Use the -f option to force overwrite.
btrfs-progs v4.4
See http://btrfs.wiki.kernel.org for more information.

I have reinitialized the new /dev/sdb disks on all servers, re-created a new disk label, etc. Still, I can’t get a new volume created on the cluster. It appears the btrfs volume was successfully created on two of the four servers (via “partprobe” commands). Unfortunately, the error message above does not tell me which server is failing.

Any hints?

@freeekanayaka

@rkelleyrtp I’ve not run into this situation before, but I wonder if you need to use lxc storage delete SDB --target ... for all servers, then re-create it for all servers and then add it to the cluster maybe?

And yeah, when an operation like this is done on multiple cluster members (storage pool or networks mostly), indicating what node the error occurred on would be useful.

Thanks, but the “–target” option is not valid:

root@LXD-3-Manager:~# lxc storage delete SDB --target LXD-Server1
Error: unknown flag: --target

Description:
  Delete storage pools

Usage:
  lxc storage delete [<remote>:]<pool> [flags]

Aliases:
  delete, rm

Global Flags:
      --debug         Show all debug messages
      --force-local   Force using the local unix socket
  -h, --help          Print help
  -v, --verbose       Show all information messages
      --version       Print version number

Also, it seems the “lxc storage delete” command is not working when specifying a remote server. For example:

root@LXD-3-Manager:~# lxc storage delete LXD-Server3:SDB
Error: The remote "LXD-Server3" doesn't exist

I know for certain the remote server “LXD-Server3” exists as per this output:

root@LXD-3-Manager:~# lxc cluster list
+---------------+--------------------------+----------+--------+-------------------+
|     NAME      |           URL            | DATABASE | STATE  |      MESSAGE      |
+---------------+--------------------------+----------+--------+-------------------+
| LXD-3-Manager | https://10.30.50.60:8443 | YES      | ONLINE | fully operational |
+---------------+--------------------------+----------+--------+-------------------+
| LXD-Server1   | https://10.30.50.61:8443 | YES      | ONLINE | fully operational |
+---------------+--------------------------+----------+--------+-------------------+
| LXD-Server2   | https://10.30.50.62:8443 | YES      | ONLINE | fully operational |
+---------------+--------------------------+----------+--------+-------------------+
| LXD-Server3   | https://10.30.50.63:8443 | NO       | ONLINE | fully operational |
+---------------+--------------------------+----------+--------+-------------------+

It seems cluster mode only allows the storage name - you can’t specify the host.

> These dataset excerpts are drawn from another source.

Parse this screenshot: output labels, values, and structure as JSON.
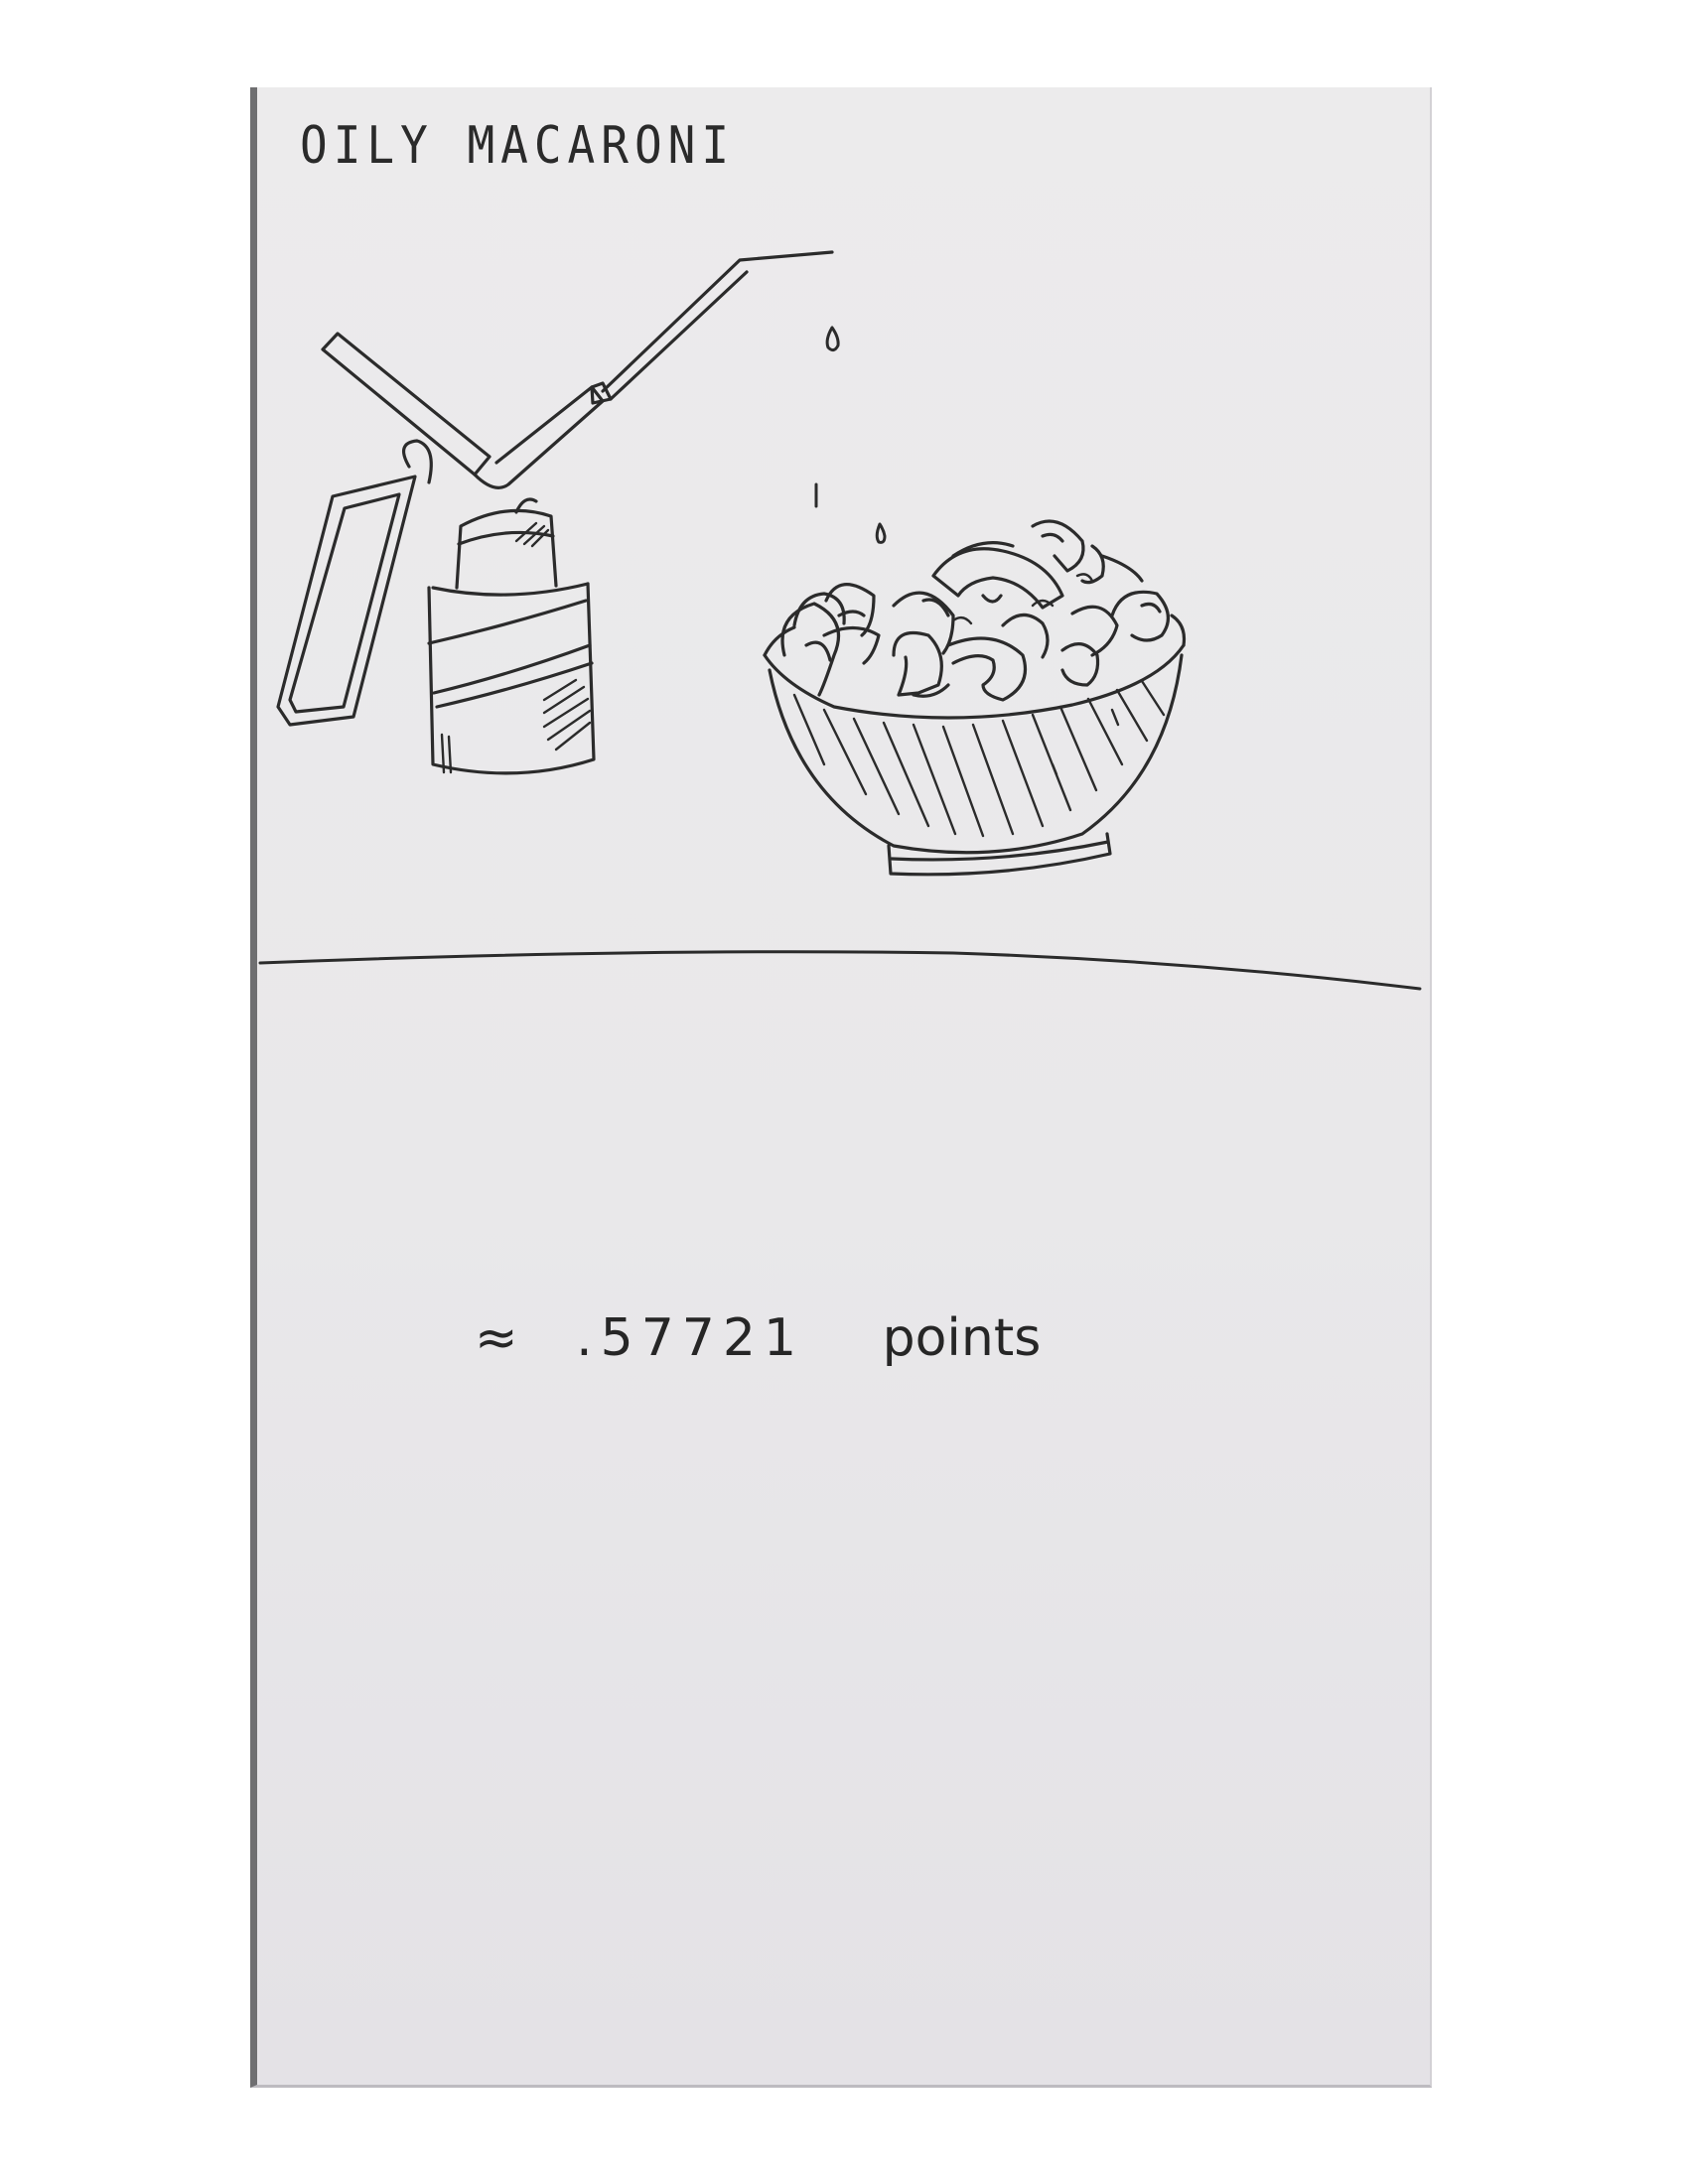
{
  "card": {
    "title": "OILY MACARONI",
    "approx_symbol": "≈",
    "score_value": ".57721",
    "score_unit": "points"
  },
  "illustration": {
    "items": [
      "oil-can-icon",
      "oil-drops-icon",
      "macaroni-bowl-icon",
      "table-edge-line"
    ],
    "ink_color": "#2b2b2b",
    "paper_color": "#ebeaec"
  }
}
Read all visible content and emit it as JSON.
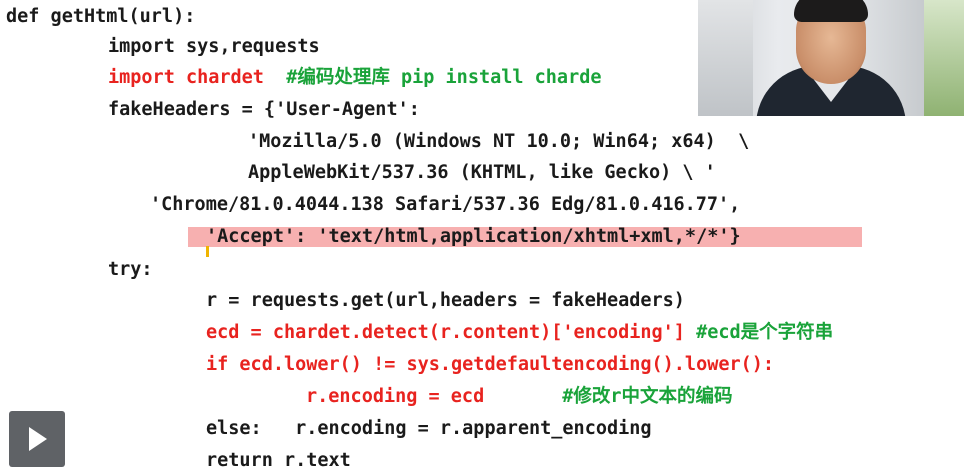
{
  "code_lines": [
    {
      "indent": "",
      "text": "def getHtml(url):",
      "comment": ""
    },
    {
      "indent": "     ",
      "text": "import sys,requests",
      "comment": ""
    },
    {
      "indent": "     ",
      "text": "import chardet  ",
      "comment": "#编码处理库 pip install charde"
    },
    {
      "indent": "     ",
      "text": "fakeHeaders = {'User-Agent':",
      "comment": ""
    },
    {
      "indent": "            ",
      "text": "'Mozilla/5.0 (Windows NT 10.0; Win64; x64)  \\",
      "comment": ""
    },
    {
      "indent": "            ",
      "text": "AppleWebKit/537.36 (KHTML, like Gecko) \\ '",
      "comment": ""
    },
    {
      "indent": "       ",
      "text": "'Chrome/81.0.4044.138 Safari/537.36 Edg/81.0.416.77',",
      "comment": ""
    },
    {
      "indent": "          ",
      "text": "'Accept': 'text/html,application/xhtml+xml,*/*'}",
      "comment": ""
    },
    {
      "indent": "     ",
      "text": "try:",
      "comment": ""
    },
    {
      "indent": "          ",
      "text": "r = requests.get(url,headers = fakeHeaders)",
      "comment": ""
    },
    {
      "indent": "          ",
      "text": "ecd = chardet.detect(r.content)['encoding'] ",
      "comment": "#ecd是个字符串"
    },
    {
      "indent": "          ",
      "text": "if ecd.lower() != sys.getdefaultencoding().lower():",
      "comment": ""
    },
    {
      "indent": "               ",
      "text": "r.encoding = ecd       ",
      "comment": "#修改r中文本的编码"
    },
    {
      "indent": "          ",
      "text": "else:   r.encoding = r.apparent_encoding",
      "comment": ""
    },
    {
      "indent": "          ",
      "text": "return r.text",
      "comment": ""
    }
  ],
  "colors": {
    "red": "#e8231f",
    "green": "#1aa33a",
    "highlight": "#f6a2a2"
  },
  "controls": {
    "play_icon": "play-icon"
  }
}
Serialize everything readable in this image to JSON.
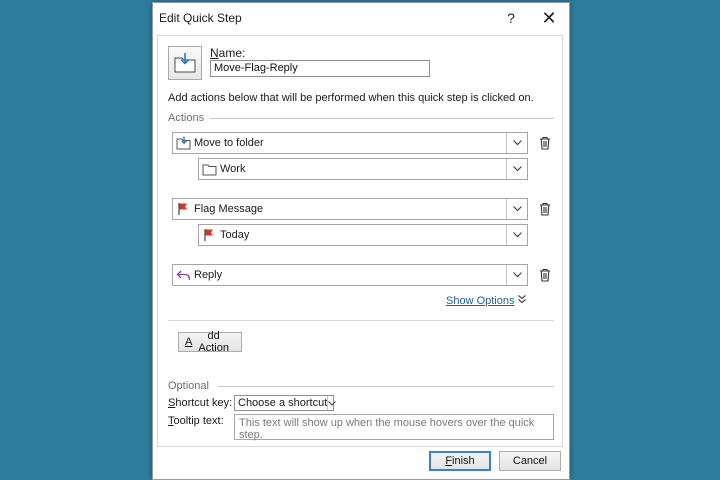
{
  "dialog": {
    "title": "Edit Quick Step",
    "help_label": "?",
    "close_label": "✕"
  },
  "name": {
    "label_accel": "N",
    "label_rest": "ame:",
    "value": "Move-Flag-Reply"
  },
  "instructions": "Add actions below that will be performed when this quick step is clicked on.",
  "actions_section_label": "Actions",
  "actions": [
    {
      "label": "Move to folder",
      "icon": "move-to-folder-icon",
      "sub_value": "Work",
      "sub_icon": "folder-icon"
    },
    {
      "label": "Flag Message",
      "icon": "flag-icon",
      "sub_value": "Today",
      "sub_icon": "flag-icon"
    },
    {
      "label": "Reply",
      "icon": "reply-icon"
    }
  ],
  "show_options_label": "Show Options",
  "add_action": {
    "accel": "A",
    "rest": "dd Action"
  },
  "optional_section_label": "Optional",
  "shortcut": {
    "label_accel": "S",
    "label_rest": "hortcut key:",
    "value": "Choose a shortcut"
  },
  "tooltip": {
    "label_accel": "T",
    "label_rest": "ooltip text:",
    "placeholder": "This text will show up when the mouse hovers over the quick step."
  },
  "footer": {
    "finish_accel": "F",
    "finish_rest": "inish",
    "cancel_label": "Cancel"
  },
  "colors": {
    "background": "#2e7d9e",
    "flag_red": "#d9342b",
    "reply_purple": "#8a3fb5",
    "link_blue": "#1f5fa8"
  }
}
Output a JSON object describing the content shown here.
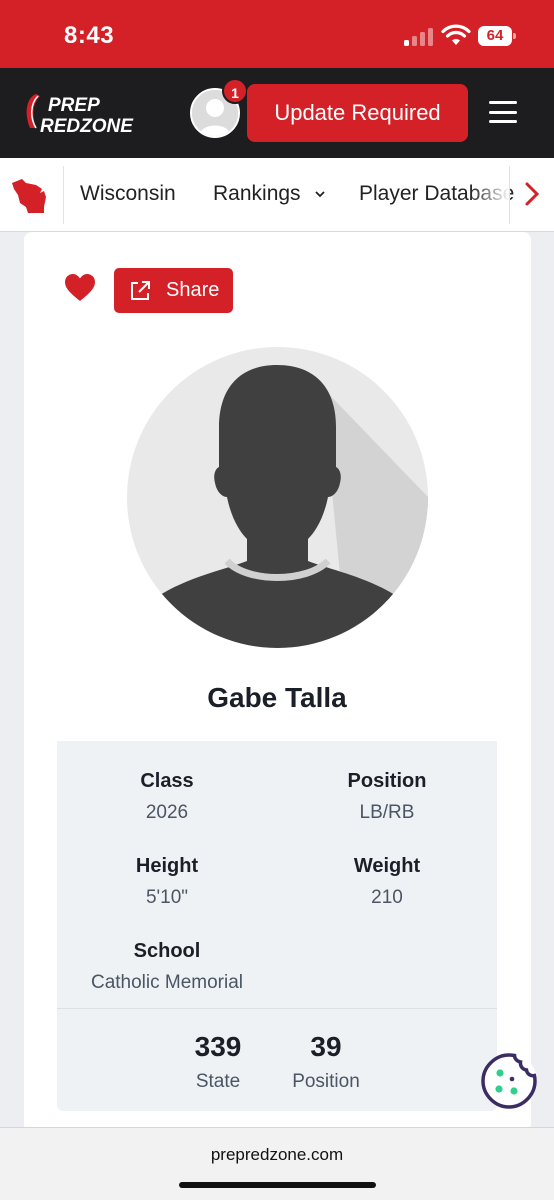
{
  "status_bar": {
    "time": "8:43",
    "battery": "64"
  },
  "header": {
    "logo_line1": "PREP",
    "logo_line2": "REDZONE",
    "notification_count": "1",
    "update_button": "Update Required"
  },
  "nav": {
    "items": [
      "Wisconsin",
      "Rankings",
      "Player Database"
    ]
  },
  "actions": {
    "share_label": "Share"
  },
  "player": {
    "name": "Gabe Talla",
    "class_label": "Class",
    "class_value": "2026",
    "position_label": "Position",
    "position_value": "LB/RB",
    "height_label": "Height",
    "height_value": "5'10\"",
    "weight_label": "Weight",
    "weight_value": "210",
    "school_label": "School",
    "school_value": "Catholic Memorial"
  },
  "rankings": {
    "state_rank": "339",
    "state_label": "State",
    "position_rank": "39",
    "position_label": "Position"
  },
  "browser": {
    "url": "prepredzone.com"
  },
  "colors": {
    "brand_red": "#d42128",
    "header_dark": "#1d1d1f",
    "info_bg": "#eff2f5",
    "cookie_purple": "#3b2c63",
    "cookie_green": "#2fcf8e"
  }
}
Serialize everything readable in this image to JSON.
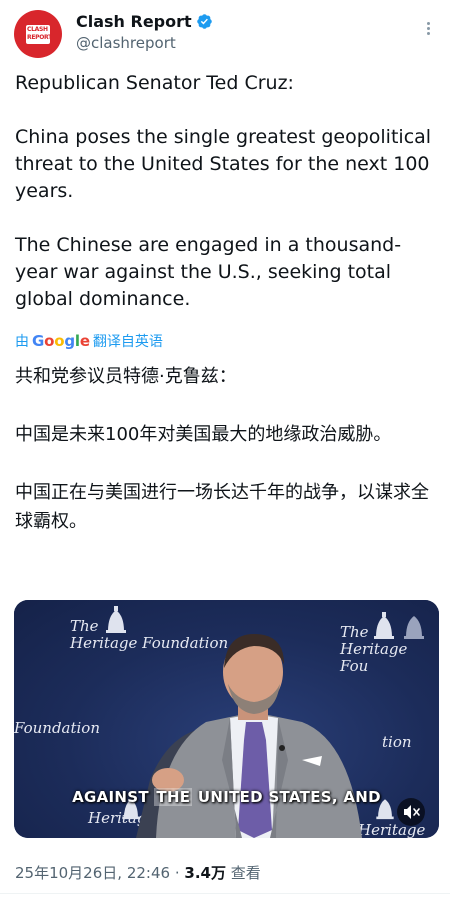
{
  "account": {
    "display_name": "Clash Report",
    "handle": "@clashreport",
    "avatar_text_line1": "CLASH",
    "avatar_text_line2": "REPORT",
    "avatar_color": "#d8262c",
    "verified_icon": "verified-badge-icon"
  },
  "tweet": {
    "text": "Republican Senator Ted Cruz:\n\nChina poses the single greatest geopolitical threat to the United States for the next 100 years.\n\nThe Chinese are engaged in a thousand-year war against the U.S., seeking total global dominance."
  },
  "translation": {
    "prefix": "由",
    "google_letters": [
      "G",
      "o",
      "o",
      "g",
      "l",
      "e"
    ],
    "suffix": "翻译自英语",
    "text": "共和党参议员特德·克鲁兹：\n\n中国是未来100年对美国最大的地缘政治威胁。\n\n中国正在与美国进行一场长达千年的战争，以谋求全球霸权。"
  },
  "media": {
    "brand_the": "The",
    "brand_name": "Heritage Foundation",
    "brand_partial_right": "Heritage Fou",
    "brand_partial_left": "Foundation",
    "brand_partial_bottom": "Heritage",
    "brand_partial_bottom_right": "Heritage F",
    "brand_partial_tion": "tion",
    "caption_before": "AGAINST ",
    "caption_highlight": "THE",
    "caption_after": " UNITED STATES, AND",
    "mute_icon": "speaker-muted-icon"
  },
  "meta": {
    "date": "25年10月26日",
    "time": "22:46",
    "separator": "·",
    "views_count": "3.4万",
    "views_label": "查看"
  },
  "colors": {
    "link": "#1d9bf0",
    "muted_text": "#536471",
    "video_bg": "#1e2f5e"
  }
}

Ok, so in your current state, what does lxc storage list and lxc storage show SDB get you?
And what happens if you try the last create again?

Listing the current cluster status

root@LXD-3-Manager:~# lxc cluster list
+---------------+--------------------------+----------+--------+-------------------+
|     NAME      |           URL            | DATABASE | STATE  |      MESSAGE      |
+---------------+--------------------------+----------+--------+-------------------+
| LXD-3-Manager | https://10.30.50.60:8443 | YES      | ONLINE | fully operational |
+---------------+--------------------------+----------+--------+-------------------+
| LXD-Server1   | https://10.30.50.61:8443 | YES      | ONLINE | fully operational |
+---------------+--------------------------+----------+--------+-------------------+
| LXD-Server2   | https://10.30.50.62:8443 | YES      | ONLINE | fully operational |
+---------------+--------------------------+----------+--------+-------------------+
| LXD-Server3   | https://10.30.50.63:8443 | NO       | ONLINE | fully operational |
+---------------+--------------------------+----------+--------+-------------------+

Listing the storage volume

root@LXD-3-Manager:~# lxc storage list
+-------+-------------+--------+---------+---------+
| NAME  | DESCRIPTION | DRIVER |  STATE  | USED BY |
+-------+-------------+--------+---------+---------+
| SDB   |             | btrfs  | PENDING | 0       |
+-------+-------------+--------+---------+---------+
| local |             | btrfs  | CREATED | 2       |
+-------+-------------+--------+---------+---------+
root@LXD-3-Manager:~#

Showing the Storage

root@LXD-3-Manager:~# lxc storage show SDB
config: {}
description: ""
name: SDB
driver: btrfs
used_by: []
status: Pending
locations:
- LXD-3-Manager
- LXD-Server1
- LXD-Server2
- LXD-Server3
root@LXD-3-Manager:~#

Trying to recreate the volume:

root@LXD-3-Manager:~# lxc storage create SDB  btrfs
Error: Failed to create the BTRFS pool: /dev/sdb appears to contain an existing filesystem (btrfs).
Use the -f option to force overwrite.
btrfs-progs v4.4
See http://btrfs.wiki.kernel.org for more information.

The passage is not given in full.